= Unilect =

Unilect (also stylized as UniLect) is a punch card voting machine manufacturer based in Dublin, California. Its main product is the Patriot touchscreen voting machine, which was introduced in 1992.

==History==
Unilect was founded in 1989 by Jack Gerbel, who previously founded Computer Election Systems, and is the president as of 2006. During the 2000s, its machines were sold in Michigan, North Carolina, South Carolina, Pennsylvania, Florida, and Virginia. The company had about 20 employees as of 2004.

In 2003, six election vendors formed the Election Technology Council for documenting ethics and security best practices: the Information Technology Association of America, Diebold, Hart InterCivic, Election Systems & Software, Sequoia Voting Systems, and Unilect.

During the 2004 United States elections, in Carteret County, North Carolina, 4,530 votes were irreversibly lost. Local election officials said that Unilect told them each voting machine had a limit of 10,500 votes, but the actual limit was 3,005 votes. Gerbel said that the machines gave a warning message that storage space was running out. Critics responded that the machines should have automatically stopped counting new ballots at this point. The chair of Carteret County's election board said that election officials did not see a warning message. The North Carolina agriculture commissioner election results had a margin lower than the number of lost votes, so it was not certified in time unlike the other races. In December 2004, a new election was ordered by the North Carolina Board of Elections for North Carolina agriculture commissioner. In July 2005, the North Carolina State Legislature voted to stop using Unilect and to mandate paper ballots for all electronic voting systems.

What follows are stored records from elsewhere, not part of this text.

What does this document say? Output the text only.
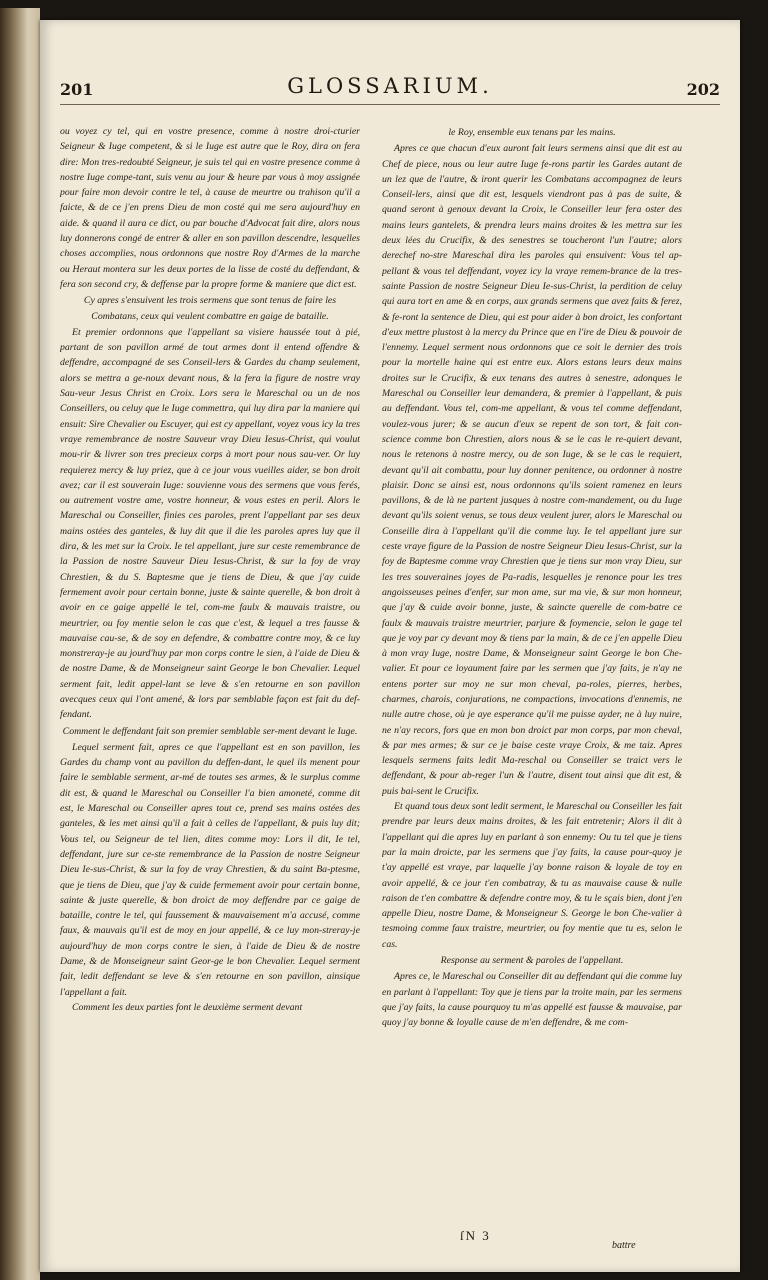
201	GLOSSARIUM.	202

ou voyez cy tel, qui en vostre presence, comme à nostre droi-cturier Seigneur & Iuge competent, & si le Iuge est autre que le Roy, dira on fera dire: Mon tres-redoubté Seigneur, je suis tel qui en vostre presence comme à nostre Iuge compe-tant, suis venu au jour & heure par vous à moy assignée pour faire mon devoir contre le tel, à cause de meurtre ou trahison qu'il a faicte, & de ce j'en prens Dieu de mon costé qui me sera aujourd'huy en aide. & quand il aura ce dict, ou par bouche d'Advocat fait dire, alors nous luy donnerons congé de entrer & aller en son pavillon descendre, lesquelles choses accomplies, nous ordonnons que nostre Roy d'Armes de la marche ou Heraut montera sur les deux portes de la lisse de costé du deffendant, & fera son second cry, & deffense par la propre forme & maniere que dict est.

Cy apres s'ensuivent les trois sermens que sont tenus de faire les Combatans, ceux qui veulent combattre en gaige de bataille.

Et premier ordonnons que l'appellant sa visiere haussée tout à pié, partant de son pavillon armé de tout armes dont il entend offendre & deffendre, accompagné de ses Conseil-lers & Gardes du champ seulement, alors se mettra a ge-noux devant nous, & la fera la figure de nostre vray Sau-veur Jesus Christ en Croix. Lors sera le Mareschal ou un de nos Conseillers, ou celuy que le Iuge commettra, qui luy dira par la maniere qui ensuit: Sire Chevalier ou Escuyer, qui est cy appellant, voyez vous icy la tres vraye remembrance de nostre Sauveur vray Dieu Iesus-Christ, qui voulut mou-rir & livrer son tres precieux corps à mort pour nous sau-ver. Or luy requierez mercy & luy priez, que à ce jour vous vueilles aider, se bon droit avez; car il est souverain Iuge: souvienne vous des sermens que vous ferés, ou autrement vostre ame, vostre honneur, & vous estes en peril. Alors le Mareschal ou Conseiller, finies ces paroles, prent l'appellant par ses deux mains ostées des ganteles, & luy dit que il die les paroles apres luy que il dira, & les met sur la Croix. Ie tel appellant, jure sur ceste remembrance de la Passion de nostre Sauveur Dieu Iesus-Christ, & sur la foy de vray Chrestien, & du S. Baptesme que je tiens de Dieu, & que j'ay cuide fermement avoir pour certain bonne, juste & sainte querelle, & bon droit à avoir en ce gaige appellé le tel, com-me faulx & mauvais traistre, ou meurtrier, ou foy mentie selon le cas que c'est, & lequel a tres fausse & mauvaise cau-se, & de soy en defendre, & combattre contre moy, & ce luy monstreray-je au jourd'huy par mon corps contre le sien, à l'aide de Dieu & de nostre Dame, & de Monseigneur saint George le bon Chevalier. Lequel serment fait, ledit appel-lant se leve & s'en retourne en son pavillon avecques ceux qui l'ont amené, & lors par semblable façon est fait du def-fendant.

Comment le deffendant fait son premier semblable ser-ment devant le Iuge.

Lequel serment fait, apres ce que l'appellant est en son pavillon, les Gardes du champ vont au pavillon du deffen-dant, le quel ils menent pour faire le semblable serment, ar-mé de toutes ses armes, & le surplus comme dit est, & quand le Mareschal ou Conseiller l'a bien amoneté, comme dit est, le Mareschal ou Conseiller apres tout ce, prend ses mains ostées des ganteles, & les met ainsi qu'il a fait à celles de l'appellant, & puis luy dit; Vous tel, ou Seigneur de tel lien, dites comme moy: Lors il dit, Ie tel, deffendant, jure sur ce-ste remembrance de la Passion de nostre Seigneur Dieu Ie-sus-Christ, & sur la foy de vray Chrestien, & du saint Ba-ptesme, que je tiens de Dieu, que j'ay & cuide fermement avoir pour certain bonne, sainte & juste querelle, & bon droict de moy deffendre par ce gaige de bataille, contre le tel, qui faussement & mauvaisement m'a accusé, comme faux, & mauvais qu'il est de moy en jour appellé, & ce luy mon-streray-je aujourd'huy de mon corps contre le sien, à l'aide de Dieu & de nostre Dame, & de Monseigneur saint Geor-ge le bon Chevalier. Lequel serment fait, ledit deffendant se leve & s'en retourne en son pavillon, ainsique l'appellant a fait.

Comment les deux parties font le deuxième serment devant

le Roy, ensemble eux tenans par les mains.

Apres ce que chacun d'eux auront fait leurs sermens ainsi que dit est au Chef de piece, nous ou leur autre Iuge fe-rons partir les Gardes autant de un lez que de l'autre, & iront querir les Combatans accompagnez de leurs Conseil-lers, ainsi que dit est, lesquels viendront pas à pas de suite, & quand seront à genoux devant la Croix, le Conseiller leur fera oster des mains leurs gantelets, & prendra leurs mains droites & les mettra sur les deux lées du Crucifix, & des senestres se toucheront l'un l'autre; alors derechef no-stre Mareschal dira les paroles qui ensuivent: Vous tel ap-pellant & vous tel deffendant, voyez icy la vraye remem-brance de la tres-sainte Passion de nostre Seigneur Dieu Ie-sus-Christ, la perdition de celuy qui aura tort en ame & en corps, aux grands sermens que avez faits & ferez, & fe-ront la sentence de Dieu, qui est pour aider à bon droict, les confortant d'eux mettre plustost à la mercy du Prince que en l'ire de Dieu & pouvoir de l'ennemy. Lequel serment nous ordonnons que ce soit le dernier des trois pour la mortelle haine qui est entre eux. Alors estans leurs deux mains droites sur le Crucifix, & eux tenans des autres à senestre, adonques le Mareschal ou Conseiller leur demandera, & premier à l'appellant, & puis au deffendant. Vous tel, com-me appellant, & vous tel comme deffendant, voulez-vous jurer; & se aucun d'eux se repent de son tort, & fait con-science comme bon Chrestien, alors nous & se le cas le re-quiert devant, nous le retenons à nostre mercy, ou de son Iuge, & se le cas le requiert, devant qu'il ait combattu, pour luy donner penitence, ou ordonner à nostre plaisir. Donc se ainsi est, nous ordonnons qu'ils soient ramenez en leurs pavillons, & de là ne partent jusques à nostre com-mandement, ou du Iuge devant qu'ils soient venus, se tous deux veulent jurer, alors le Mareschal ou Conseille dira à l'appellant qu'il die comme luy. Ie tel appellant jure sur ceste vraye figure de la Passion de nostre Seigneur Dieu Iesus-Christ, sur la foy de Baptesme comme vray Chrestien que je tiens sur mon vray Dieu, sur les tres souveraines joyes de Pa-radis, lesquelles je renonce pour les tres angoisseuses peines d'enfer, sur mon ame, sur ma vie, & sur mon honneur, que j'ay & cuide avoir bonne, juste, & saincte querelle de com-batre ce faulx & mauvais traistre meurtrier, parjure & foymencie, selon le gage tel que je voy par cy devant moy & tiens par la main, & de ce j'en appelle Dieu à mon vray Iuge, nostre Dame, & Monseigneur saint George le bon Che-valier. Et pour ce loyaument faire par les sermen que j'ay faits, je n'ay ne entens porter sur moy ne sur mon cheval, pa-roles, pierres, herbes, charmes, charois, conjurations, ne compactions, invocations d'ennemis, ne nulle autre chose, où je aye esperance qu'il me puisse ayder, ne à luy nuire, ne n'ay recors, fors que en mon bon droict par mon corps, par mon cheval, & par mes armes; & sur ce je baise ceste vraye Croix, & me taiz. Apres lesquels sermens faits ledit Ma-reschal ou Conseiller se traict vers le deffendant, & pour ab-reger l'un & l'autre, disent tout ainsi que dit est, & puis bai-sent le Crucifix.

Et quand tous deux sont ledit serment, le Mareschal ou Conseiller les fait prendre par leurs deux mains droites, & les fait entretenir; Alors il dit à l'appellant qui die apres luy en parlant à son ennemy: Ou tu tel que je tiens par la main droicte, par les sermens que j'ay faits, la cause pour-quoy je t'ay appellé est vraye, par laquelle j'ay bonne raison & loyale de toy en avoir appellé, & ce jour t'en combatray, & tu as mauvaise cause & nulle raison de t'en combattre & defendre contre moy, & tu le sçais bien, dont j'en appelle Dieu, nostre Dame, & Monseigneur S. George le bon Che-valier à tesmoing comme faux traistre, meurtrier, ou foy mentie que tu es, selon le cas.

Response au serment & paroles de l'appellant.

Apres ce, le Mareschal ou Conseiller dit au deffendant qui die comme luy en parlant à l'appellant: Toy que je tiens par la troite main, par les sermens que j'ay faits, la cause pourquoy tu m'as appellé est fausse & mauvaise, par quoy j'ay bonne & loyalle cause de m'en deffendre, & me com-

ſN 3
battre
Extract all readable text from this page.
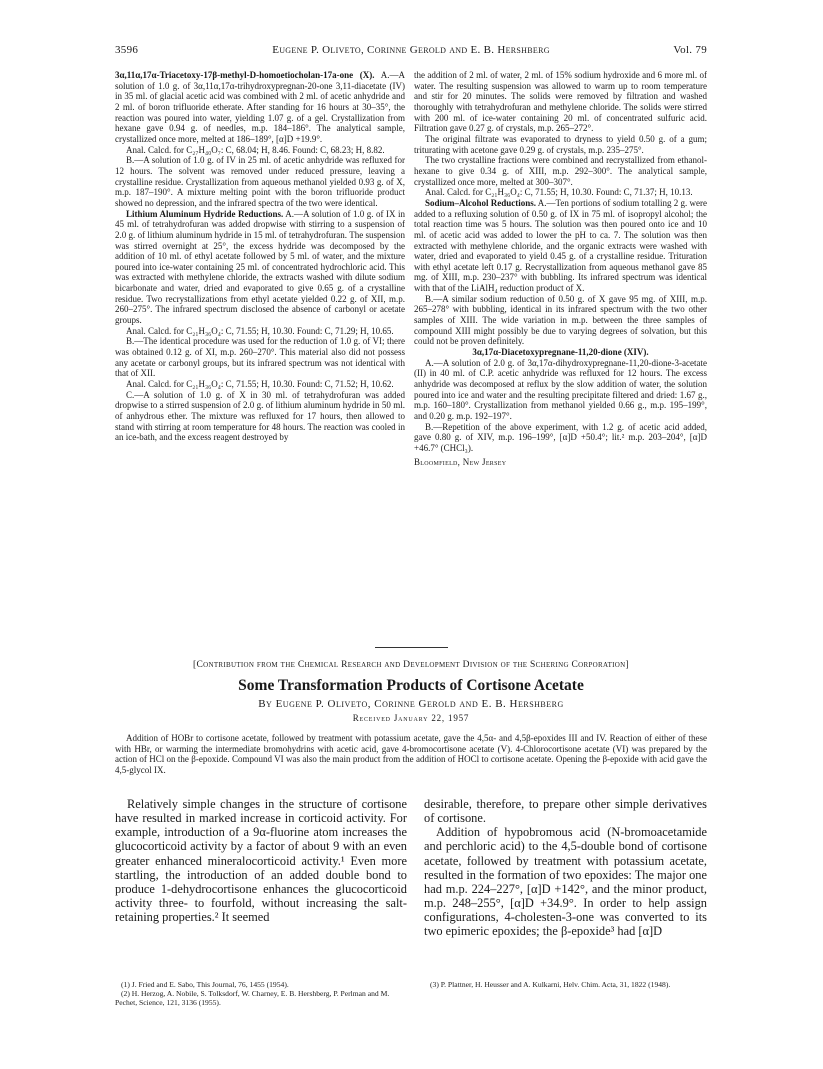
3596	Eugene P. Oliveto, Corinne Gerold and E. B. Hershberg	Vol. 79

3α,11α,17α-Triacetoxy-17β-methyl-D-homoetiocholan-17a-one (X). A.—A solution of 1.0 g. of 3α,11α,17α-trihydroxypregnan-20-one 3,11-diacetate (IV) in 35 ml. of glacial acetic acid was combined with 2 ml. of acetic anhydride and 2 ml. of boron trifluoride etherate. After standing for 16 hours at 30–35°, the reaction was poured into water, yielding 1.07 g. of a gel. Crystallization from hexane gave 0.94 g. of needles, m.p. 184–186°. The analytical sample, crystallized once more, melted at 186–189°, [α]D +19.9°.

Anal. Calcd. for C₂₇H₄₀O₇: C, 68.04; H, 8.46. Found: C, 68.23; H, 8.82.

B.—A solution of 1.0 g. of IV in 25 ml. of acetic anhydride was refluxed for 12 hours. The solvent was removed under reduced pressure, leaving a crystalline residue. Crystallization from aqueous methanol yielded 0.93 g. of X, m.p. 187–190°. A mixture melting point with the boron trifluoride product showed no depression, and the infrared spectra of the two were identical.

Lithium Aluminum Hydride Reductions. A.—A solution of 1.0 g. of IX in 45 ml. of tetrahydrofuran was added dropwise with stirring to a suspension of 2.0 g. of lithium aluminum hydride in 15 ml. of tetrahydrofuran. The suspension was stirred overnight at 25°, the excess hydride was decomposed by the addition of 10 ml. of ethyl acetate followed by 5 ml. of water, and the mixture poured into ice-water containing 25 ml. of concentrated hydrochloric acid. This was extracted with methylene chloride, the extracts washed with dilute sodium bicarbonate and water, dried and evaporated to give 0.65 g. of a crystalline residue. Two recrystallizations from ethyl acetate yielded 0.22 g. of XII, m.p. 260–275°. The infrared spectrum disclosed the absence of carbonyl or acetate groups.

Anal. Calcd. for C₂₁H₃₆O₄: C, 71.55; H, 10.30. Found: C, 71.29; H, 10.65.

B.—The identical procedure was used for the reduction of 1.0 g. of VI; there was obtained 0.12 g. of XI, m.p. 260–270°. This material also did not possess any acetate or carbonyl groups, but its infrared spectrum was not identical with that of XII.

Anal. Calcd. for C₂₁H₃₆O₄: C, 71.55; H, 10.30. Found: C, 71.52; H, 10.62.

C.—A solution of 1.0 g. of X in 30 ml. of tetrahydrofuran was added dropwise to a stirred suspension of 2.0 g. of lithium aluminum hydride in 50 ml. of anhydrous ether. The mixture was refluxed for 17 hours, then allowed to stand with stirring at room temperature for 48 hours. The reaction was cooled in an ice-bath, and the excess reagent destroyed by

the addition of 2 ml. of water, 2 ml. of 15% sodium hydroxide and 6 more ml. of water. The resulting suspension was allowed to warm up to room temperature and stir for 20 minutes. The solids were removed by filtration and washed thoroughly with tetrahydrofuran and methylene chloride. The solids were stirred with 200 ml. of ice-water containing 20 ml. of concentrated sulfuric acid. Filtration gave 0.27 g. of crystals, m.p. 265–272°.

The original filtrate was evaporated to dryness to yield 0.50 g. of a gum; triturating with acetone gave 0.29 g. of crystals, m.p. 235–275°.

The two crystalline fractions were combined and recrystallized from ethanol-hexane to give 0.34 g. of XIII, m.p. 292–300°. The analytical sample, crystallized once more, melted at 300–307°.

Anal. Calcd. for C₂₁H₃₆O₄: C, 71.55; H, 10.30. Found: C, 71.37; H, 10.13.

Sodium–Alcohol Reductions. A.—Ten portions of sodium totalling 2 g. were added to a refluxing solution of 0.50 g. of IX in 75 ml. of isopropyl alcohol; the total reaction time was 5 hours. The solution was then poured onto ice and 10 ml. of acetic acid was added to lower the pH to ca. 7. The solution was then extracted with methylene chloride, and the organic extracts were washed with water, dried and evaporated to yield 0.45 g. of a crystalline residue. Trituration with ethyl acetate left 0.17 g. Recrystallization from aqueous methanol gave 85 mg. of XIII, m.p. 230–237° with bubbling. Its infrared spectrum was identical with that of the LiAlH₄ reduction product of X.

B.—A similar sodium reduction of 0.50 g. of X gave 95 mg. of XIII, m.p. 265–278° with bubbling, identical in its infrared spectrum with the two other samples of XIII. The wide variation in m.p. between the three samples of compound XIII might possibly be due to varying degrees of solvation, but this could not be proven definitely.

3α,17α-Diacetoxypregnane-11,20-dione (XIV).

A.—A solution of 2.0 g. of 3α,17α-dihydroxypregnane-11,20-dione-3-acetate (II) in 40 ml. of C.P. acetic anhydride was refluxed for 12 hours. The excess anhydride was decomposed at reflux by the slow addition of water, the solution poured into ice and water and the resulting precipitate filtered and dried: 1.67 g., m.p. 160–180°. Crystallization from methanol yielded 0.66 g., m.p. 195–199°, and 0.20 g. m.p. 192–197°.

B.—Repetition of the above experiment, with 1.2 g. of acetic acid added, gave 0.80 g. of XIV, m.p. 196–199°, [α]D +50.4°; lit.² m.p. 203–204°, [α]D +46.7° (CHCl₃).

Bloomfield, New Jersey

[Contribution from the Chemical Research and Development Division of the Schering Corporation]
Some Transformation Products of Cortisone Acetate
By Eugene P. Oliveto, Corinne Gerold and E. B. Hershberg
Received January 22, 1957
Addition of HOBr to cortisone acetate, followed by treatment with potassium acetate, gave the 4,5α- and 4,5β-epoxides III and IV. Reaction of either of these with HBr, or warming the intermediate bromohydrins with acetic acid, gave 4-bromocortisone acetate (V). 4-Chlorocortisone acetate (VI) was prepared by the action of HCl on the β-epoxide. Compound VI was also the main product from the addition of HOCl to cortisone acetate. Opening the β-epoxide with acid gave the 4,5-glycol IX.

Relatively simple changes in the structure of cortisone have resulted in marked increase in corticoid activity. For example, introduction of a 9α-fluorine atom increases the glucocorticoid activity by a factor of about 9 with an even greater enhanced mineralocorticoid activity.¹ Even more startling, the introduction of an added double bond to produce 1-dehydrocortisone enhances the glucocorticoid activity three- to fourfold, without increasing the salt-retaining properties.² It seemed

desirable, therefore, to prepare other simple derivatives of cortisone.

Addition of hypobromous acid (N-bromoacetamide and perchloric acid) to the 4,5-double bond of cortisone acetate, followed by treatment with potassium acetate, resulted in the formation of two epoxides: The major one had m.p. 224–227°, [α]D +142°, and the minor product, m.p. 248–255°, [α]D +34.9°. In order to help assign configurations, 4-cholesten-3-one was converted to its two epimeric epoxides; the β-epoxide³ had [α]D

(1) J. Fried and E. Sabo, This Journal, 76, 1455 (1954).

(2) H. Herzog, A. Nobile, S. Tolksdorf, W. Charney, E. B. Hershberg, P. Perlman and M. Pechet, Science, 121, 3136 (1955).

(3) P. Plattner, H. Heusser and A. Kulkarni, Helv. Chim. Acta, 31, 1822 (1948).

Pennsylvania state officials decertified Unilect in April 2005 due to its machines freezing, not capturing screen touches, and under-counting votes during the 2004 election. In April 2006, Unilect offered to buy back old Patriot machines for $5,000 from Mercer County, Pennsylvania, originally sold for about $900,000 in 2001. County Commissioner Olivia M. Lazor described this offer as "an insult". In May 2006, the county sued Unilect to recover the cost, alleging breach of contract.